Le Docteur [Y] [G] a saisi la commission de recours amiable d’un recours contre cette notification d’indu.
Puis, par courrier du 6 août 2024, la CPAM de [Localité 1] lui a notifié une pénalité financière sur le fondement des articles L 114-17-1, L 114-17-2 et R 147-2 du Code de la sécurité sociale pour un montant total de 42 078,09€, cette notification mentionnant par ailleurs que les prestations remboursées indûment pour la somme de 22 024,18€ lui ont été réclamées dans le cadre d’une procédure distincte.

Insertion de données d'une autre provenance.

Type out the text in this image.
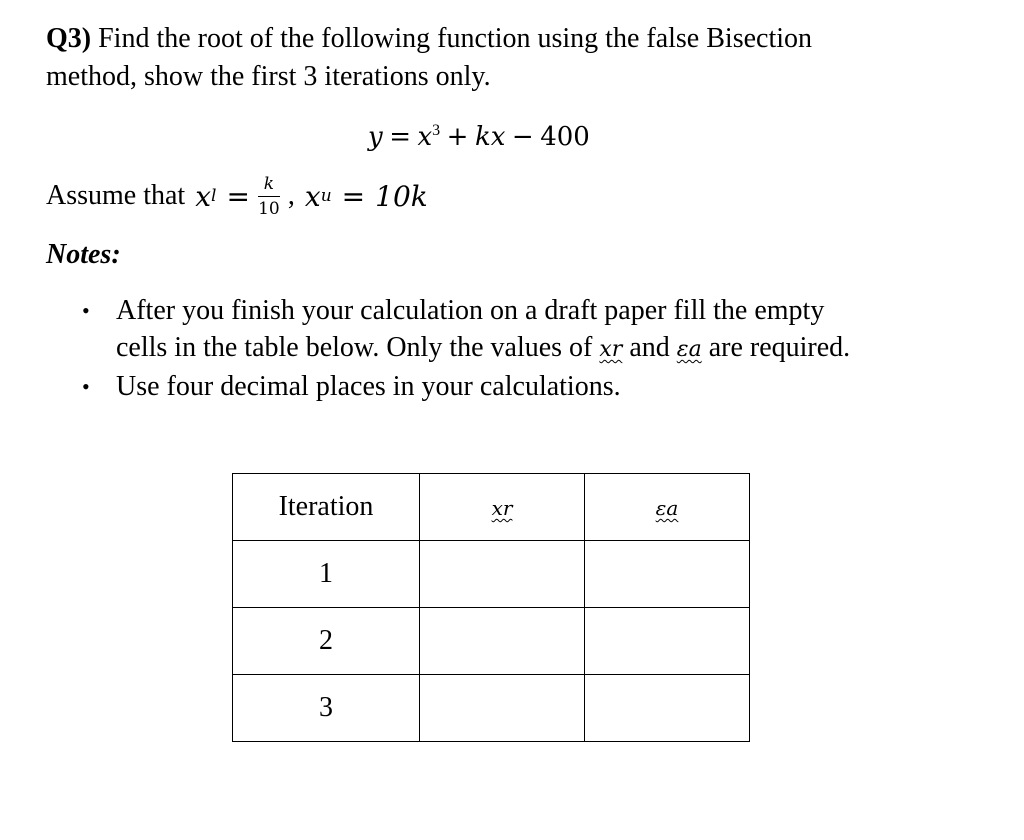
Q3) Find the root of the following function using the false Bisection
method, show the first 3 iterations only.
$y = x^3$ + kx − 400
Assume that x $l = \frac{k}{10}$ , x u = 10k
Notes:
• After you finish your calculation on a draft paper fill the empty
cells in the table below. Only the values of xr and εa are required.
• Use four decimal places in your calculations.
Iteration	xr	εa
1		
2		
3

Par assignation délivrée le 9 janvier 2026, le Docteur [T] [Q] a saisi le juge des référés du Tribunal judiciaire de Paris, Pôle social, statuant en matière de contentieux général de la sécurité sociale, aux fins de juger que la procédure de compensation de l’indu réalisée par retenues sur les flux financiers de ses tiers payants par la Caisse Primaire d’Assurance Maladie de Paris constitue un trouble manifestement illicite et
Condamne la CPAM de [Localité 1] à lui payer la somme de 39682,16€ à titre de provision correspondant aux retenues opérées par la Caisse sur son flux de tiers payant,
Et ce, sous astreinte de 100 euros par jour de retard passé le délai de 15 jours à compter de la notification de la décision à intervenir,Ordonne à la CPAM de [Localité 1] de cesser d’opérer des retenues sur le flux tiers payant du Docteur [T] [Q] à compter de la notification de la décision à intervenir,Et ce, sous astreinte de 100 euros par jour de retard passé le délai de 15 jours à compter de la notification de la décision à intervenir,Condamne solidairement la CPAM de [Localité 1] à lui payer la somme de 3968,22€ correspondant à 10% des sommes irrégulièrement retenues depuis plus de 10 jours ouvrés à compter de la transmission des factures du praticien,Condamne solidairement la CPAM de [Localité 1] à lui payer la somme de 5000 euros à titre de provision à valoir sur les dommages intérêts en compensation du préjudice subi,Condamne la CPAM de [Localité 1] à lui payer la somme de 3000 euros au titre de l’article 700 du Code de procédure civile.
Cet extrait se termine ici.